We had fantastic views of the valley from our van and the next morning, we woke up to sunshine and cow bells ringing on the hills nearby. The night before was quite cool, especially once the sun disappeared behind the hills – it was probably around 11 degrees at night.
We got to the museum around 9:45 am and I managed to ask for 2 tickets in German and surprisingly, the lady at the counter understood my mangled German. She did speak English quite well (we’ve noticed both in Switzerland and Germany that they say “a little bit only” when you ask them if they speak English and they can usually carry on a decent conversation). She handed us the English self-guided tour booklet and we were on our way. The clock museum in Furtwangen is not just about cuckoo clocks – in fact, most of the museum is dedicated to the evolution of clocks from the sundial days. The most amazing clocks (the ones that really stuck out) were: the astronomical one, giraffomania, cuckoo clocks of course and also the huge pendulum clocks. I also really liked the fancy pocket watches, especially one that was enclosed in a case the shape of a violin.
We ended up reading about only half of the text in our guide because we just couldn’t absorb all the information. Some of the information was also quite technical (the museum is attached to the Technical University of Clock Making). We had a nice time wandering around the museum and on the way out, I asked the nice lady at the reception if she had any recommendations on a place to sit down for a café and some cake – I had to try Black Forest, a specialty of the region.
We sat down in this quaint tea shop where there were a lot of locals having their late morning tea. We ordered a piece of black forest cake each and a coffee with milk. The cake was scrumptious and Megs who doesn’t normally like black forest, didn’t want to share any of her piece.
The tea room was decorated with old tea pots and china and it was the perfect stop after a museum visit. Having enjoyed our cake and coffee, we headed into Switzerland.

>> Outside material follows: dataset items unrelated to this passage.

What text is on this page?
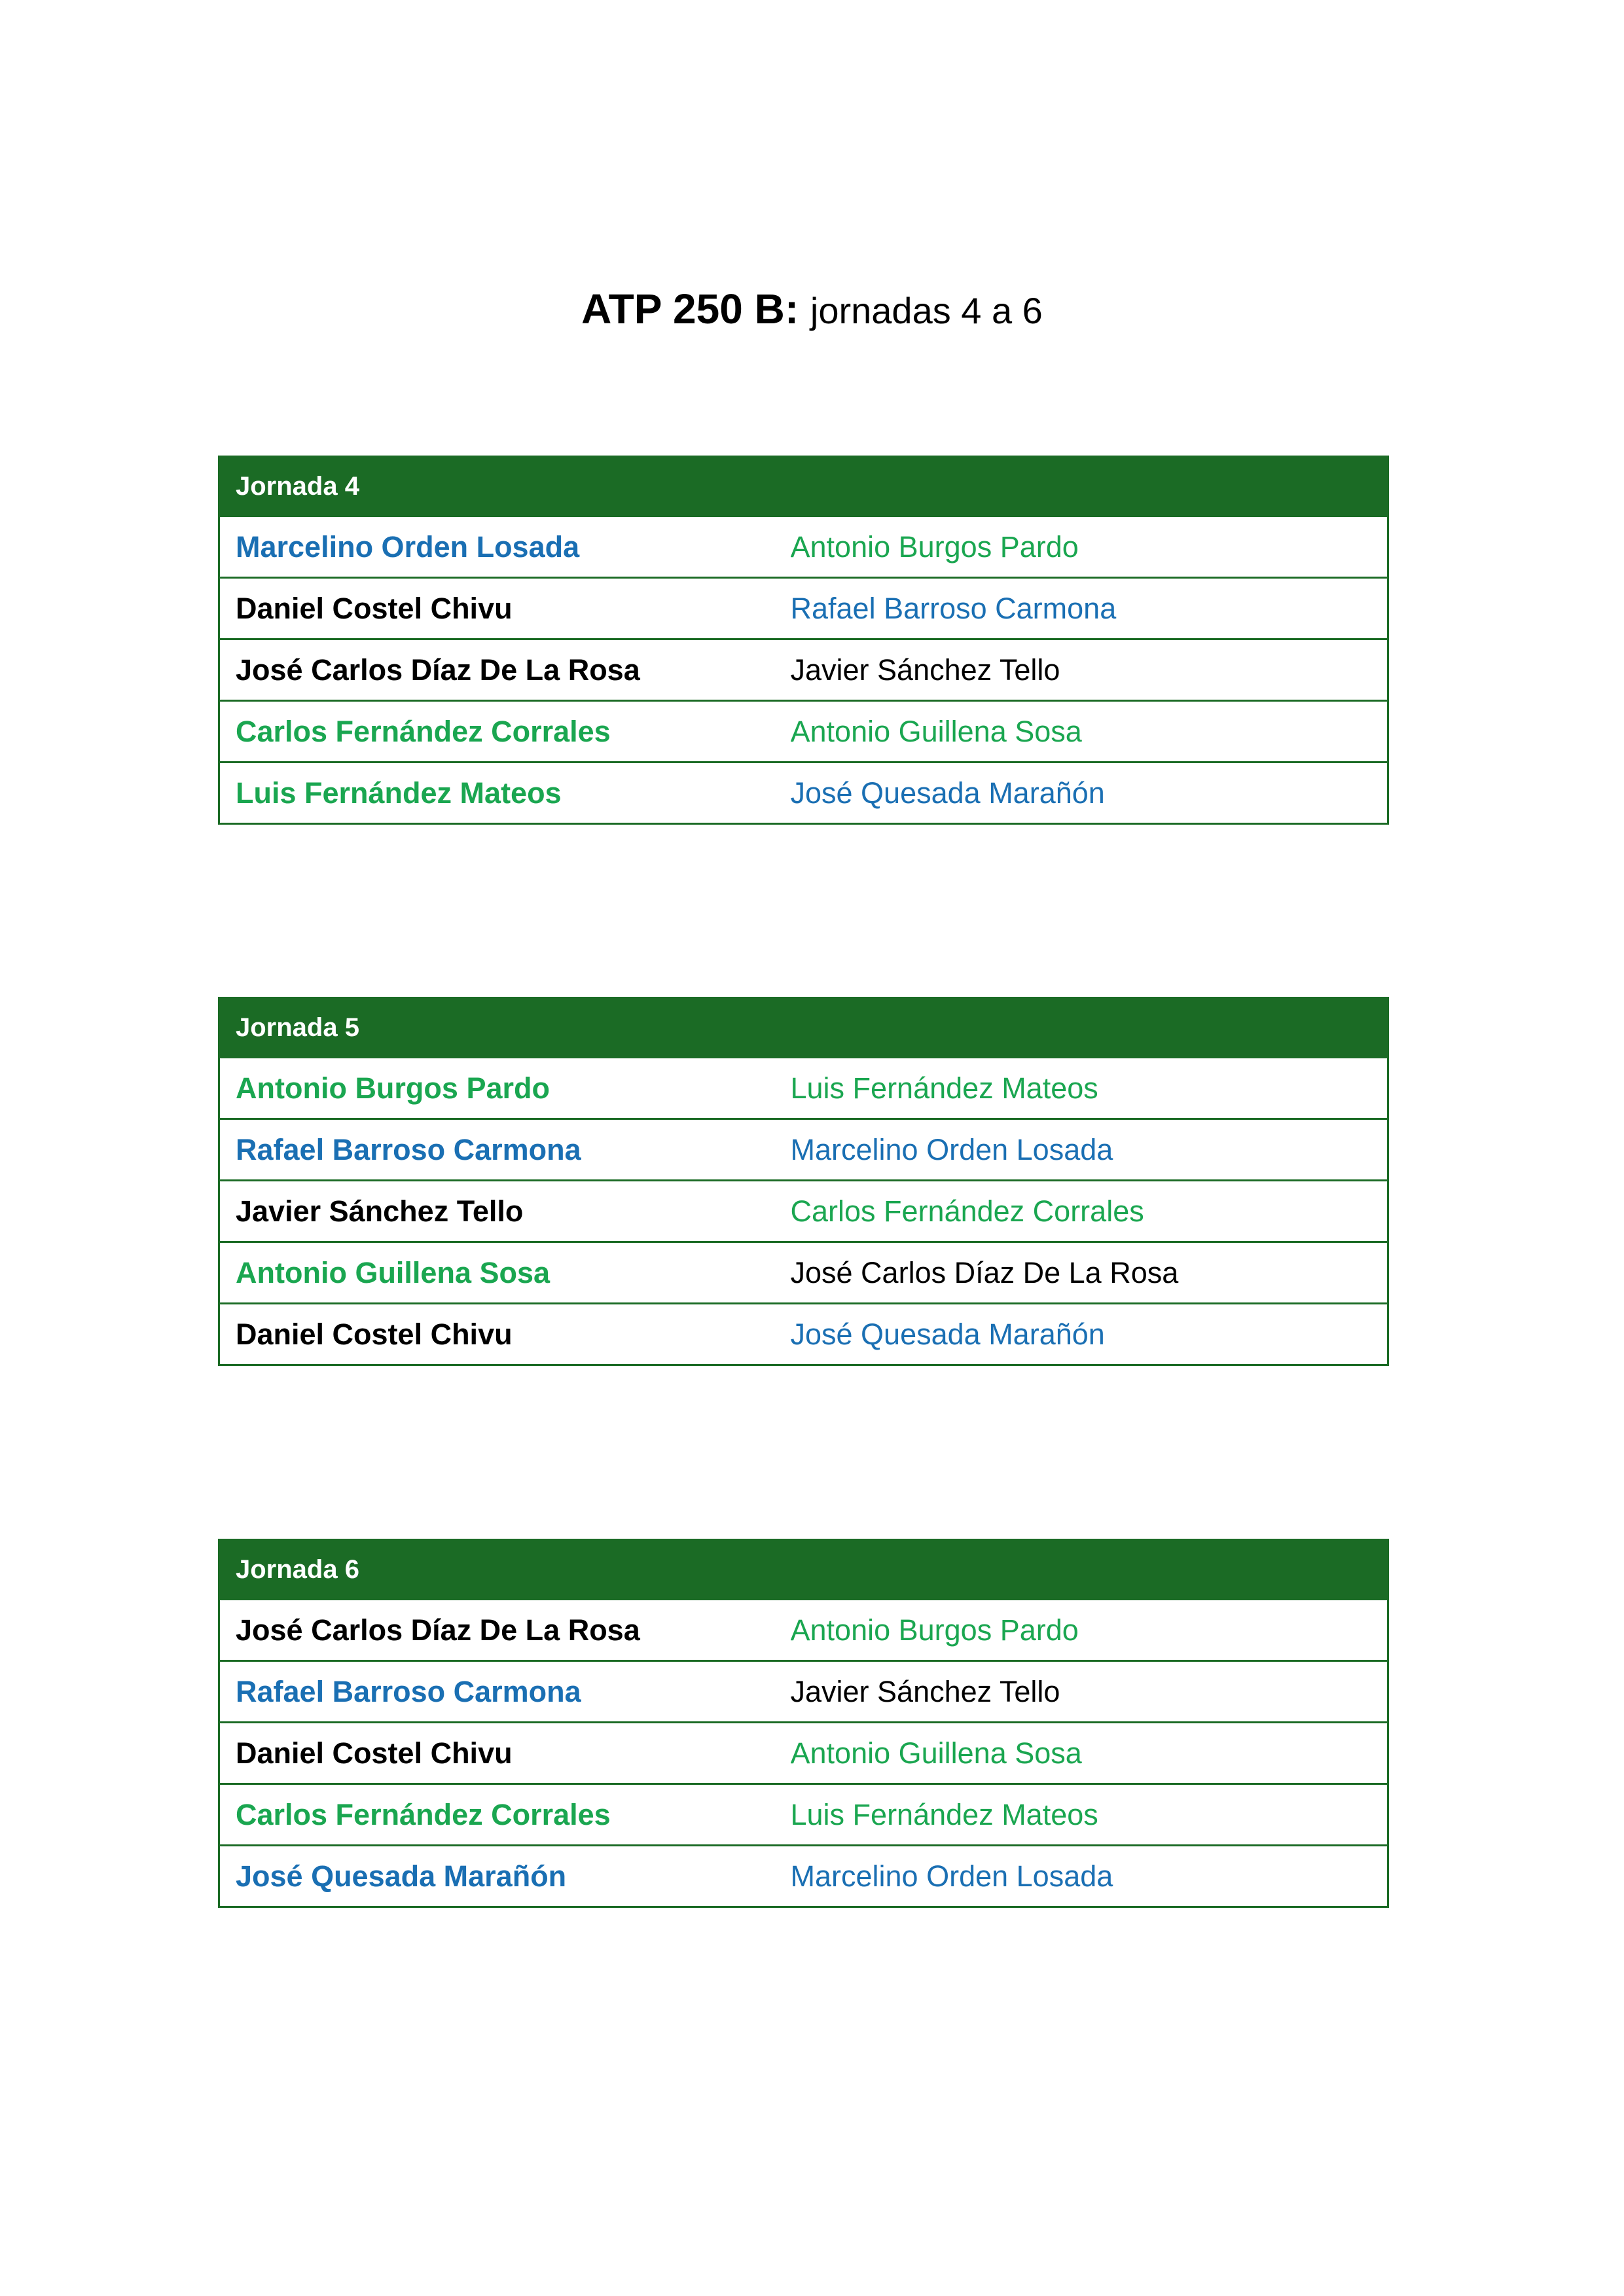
ATP 250 B: jornadas 4 a 6
Jornada 4	
Marcelino Orden Losada	Antonio Burgos Pardo
Daniel Costel Chivu	Rafael Barroso Carmona
José Carlos Díaz De La Rosa	Javier Sánchez Tello
Carlos Fernández Corrales	Antonio Guillena Sosa
Luis Fernández Mateos	José Quesada Marañón
Jornada 5	
Antonio Burgos Pardo	Luis Fernández Mateos
Rafael Barroso Carmona	Marcelino Orden Losada
Javier Sánchez Tello	Carlos Fernández Corrales
Antonio Guillena Sosa	José Carlos Díaz De La Rosa
Daniel Costel Chivu	José Quesada Marañón
Jornada 6	
José Carlos Díaz De La Rosa	Antonio Burgos Pardo
Rafael Barroso Carmona	Javier Sánchez Tello
Daniel Costel Chivu	Antonio Guillena Sosa
Carlos Fernández Corrales	Luis Fernández Mateos
José Quesada Marañón	Marcelino Orden Losada
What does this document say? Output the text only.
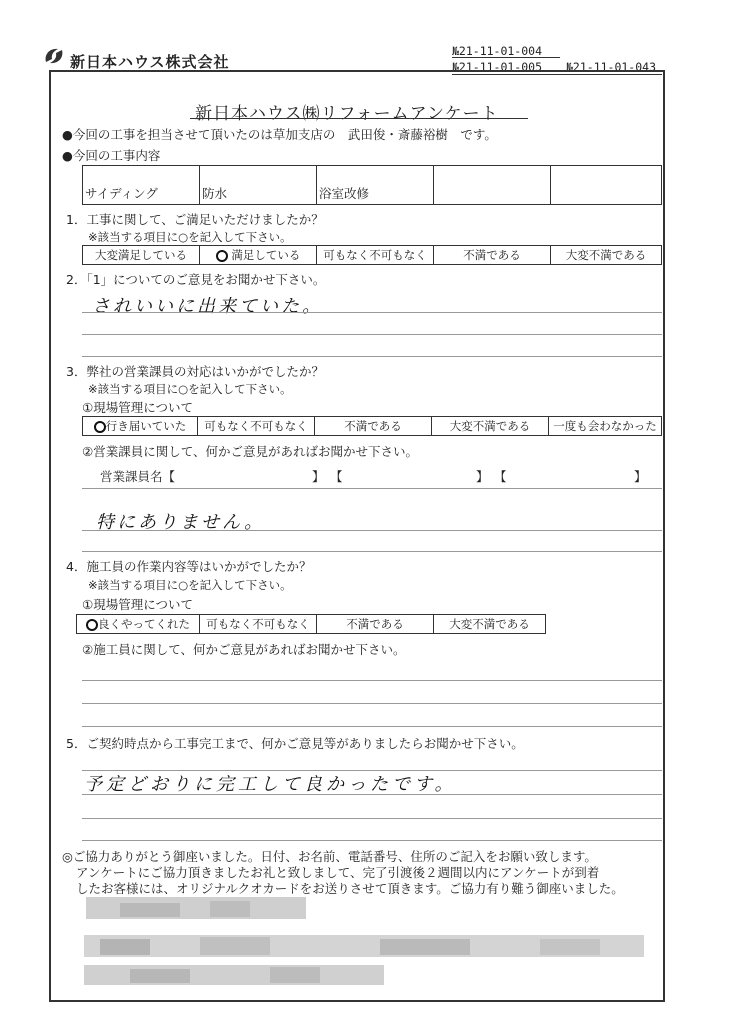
新日本ハウス株式会社
№21-11-01-004
№21-11-01-005 №21-11-01-043
新日本ハウス㈱リフォームアンケート
●今回の工事を担当させて頂いたのは草加支店の　武田俊・斎藤裕樹　です。
●今回の工事内容
サイディング	防水	浴室改修		
1．工事に関して、ご満足いただけましたか？
※該当する項目に○を記入して下さい。
大変満足している	満足している	可もなく不可もなく	不満である	大変不満である
2．「1」についてのご意見をお聞かせ下さい。
されいいに出来ていた。
3．弊社の営業課員の対応はいかがでしたか？
※該当する項目に○を記入して下さい。
①現場管理について
行き届いていた	可もなく不可もなく	不満である	大変不満である	一度も会わなかった
②営業課員に関して、何かご意見があればお聞かせ下さい。
営業課員名【	】 【	】 【	】
特にありません。
4．施工員の作業内容等はいかがでしたか？
※該当する項目に○を記入して下さい。
①現場管理について
良くやってくれた	可もなく不可もなく	不満である	大変不満である
②施工員に関して、何かご意見があればお聞かせ下さい。
5．ご契約時点から工事完工まで、何かご意見等がありましたらお聞かせ下さい。
予定どおりに完工して良かったです。
◎ご協力ありがとう御座いました。日付、お名前、電話番号、住所のご記入をお願い致します。
アンケートにご協力頂きましたお礼と致しまして、完了引渡後２週間以内にアンケートが到着
したお客様には、オリジナルクオカードをお送りさせて頂きます。ご協力有り難う御座いました。
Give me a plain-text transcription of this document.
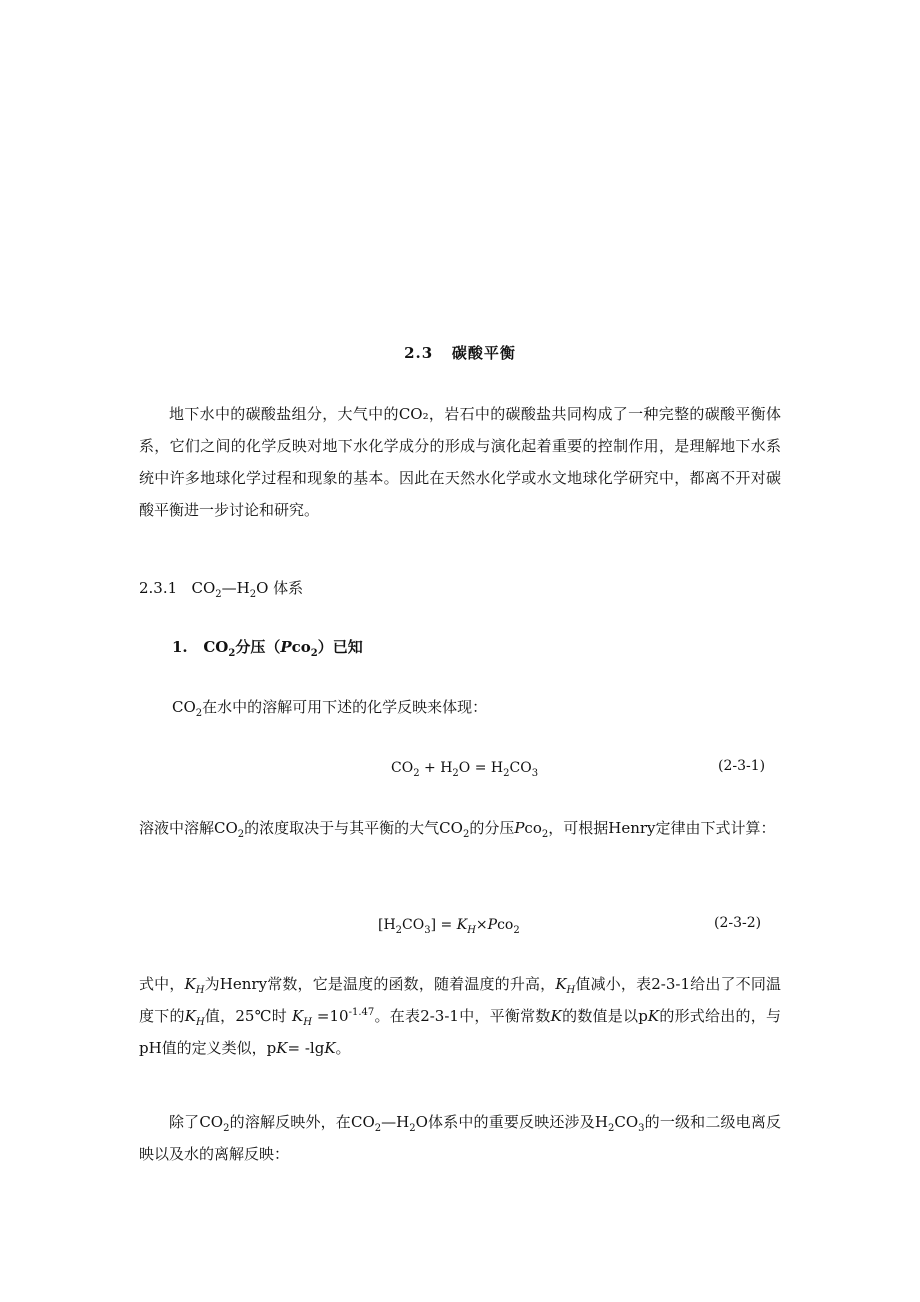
2.3 碳酸平衡
地下水中的碳酸盐组分，大气中的CO₂，岩石中的碳酸盐共同构成了一种完整的碳酸平衡体系，它们之间的化学反映对地下水化学成分的形成与演化起着重要的控制作用，是理解地下水系统中许多地球化学过程和现象的基本。因此在天然水化学或水文地球化学研究中，都离不开对碳酸平衡进一步讨论和研究。
2.3.1 $CO_2—H_2O$ 体系
1. $CO_2$分压（Pco$_2$）已知
$CO_2$在水中的溶解可用下述的化学反映来体现：
$CO_2 + H_2O = H_2CO_3$	(2-3-1)
溶液中溶解$CO_2$的浓度取决于与其平衡的大气$CO_2$的分压Pco$_2$，可根据Henry定律由下式计算：
$[H_2CO_3] = K_H\times Pco_2$	(2-3-2)
式中，$K_H$为Henry常数，它是温度的函数，随着温度的升高，$K_H$值减小，表2-3-1给出了不同温度下的$K_H$值，25℃时 $K_H =10^{-1.47}$。在表2-3-1中，平衡常数K的数值是以pK的形式给出的，与pH值的定义类似，pK= -lgK。
除了$CO_2$的溶解反映外，在$CO_2—H_2O$体系中的重要反映还涉及$H_2CO_3$的一级和二级电离反映以及水的离解反映：
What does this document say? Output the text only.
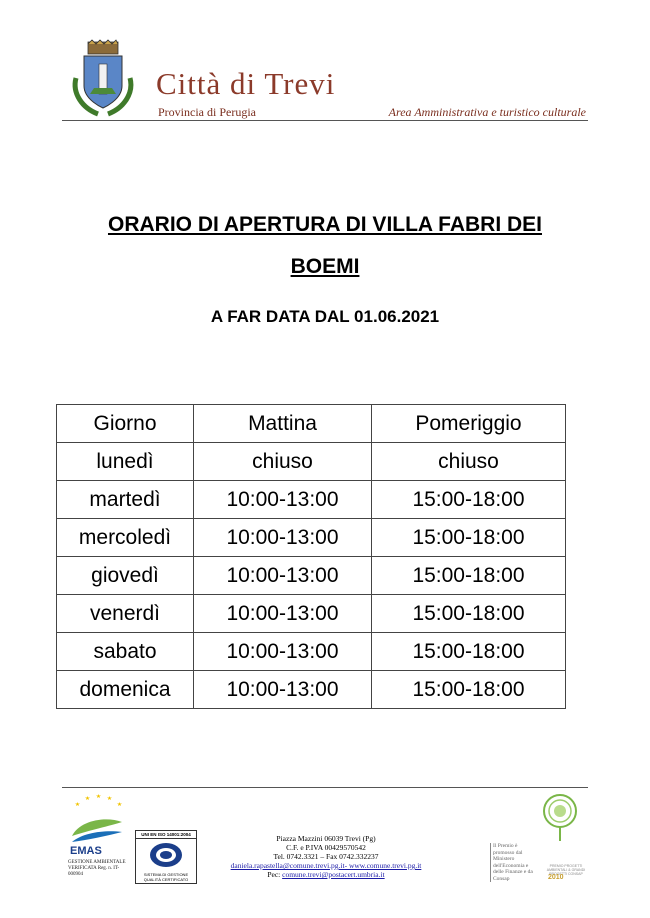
Città di Trevi
Provincia di Perugia	Area Amministrativa e turistico culturale
ORARIO DI APERTURA DI VILLA FABRI DEI
BOEMI
A FAR DATA DAL 01.06.2021
Giorno	Mattina	Pomeriggio
lunedì	chiuso	chiuso
martedì	10:00-13:00	15:00-18:00
mercoledì	10:00-13:00	15:00-18:00
giovedì	10:00-13:00	15:00-18:00
venerdì	10:00-13:00	15:00-18:00
sabato	10:00-13:00	15:00-18:00
domenica	10:00-13:00	15:00-18:00
EMAS
GESTIONE AMBIENTALE VERIFICATA Reg. n. IT-000904
UNI EN ISO 14001:2004
SISTEMA DI GESTIONE QUALITÀ CERTIFICATO
Piazza Mazzini 06039 Trevi (Pg)
C.F. e P.IVA 00429570542
Tel. 0742.3321 – Fax 0742.332237
daniela.rapastella@comune.trevi.pg.it- www.comune.trevi.pg.it
Pec: comune.trevi@postacert.umbria.it
Il Premio è promosso dal Ministero dell'Economia e delle Finanze e da Consap
PREMIO PROGETTI AMBIENTALI & GRANDI PROGETTI CONSAP
2010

It was our first day in Germany and we were headed for the Black Forest region, having crossed the border from France. We had planned on checking out the Cuckoo Clock Museum in Furtwangen but we arrived too late in the afternoon to do it justice. Instead, we stopped by the TI and I asked them "Sprechen zie English?" in my finest German accent. Luckily, the lady at the TI replied with “Yes, I speak a little bit”. We asked her about camping nearby and she pointed us in the direction of a tiny village of Lilach that didn't show any camping on our Michelin maps. I’m glad we followed her advice because it was a beautiful campsite.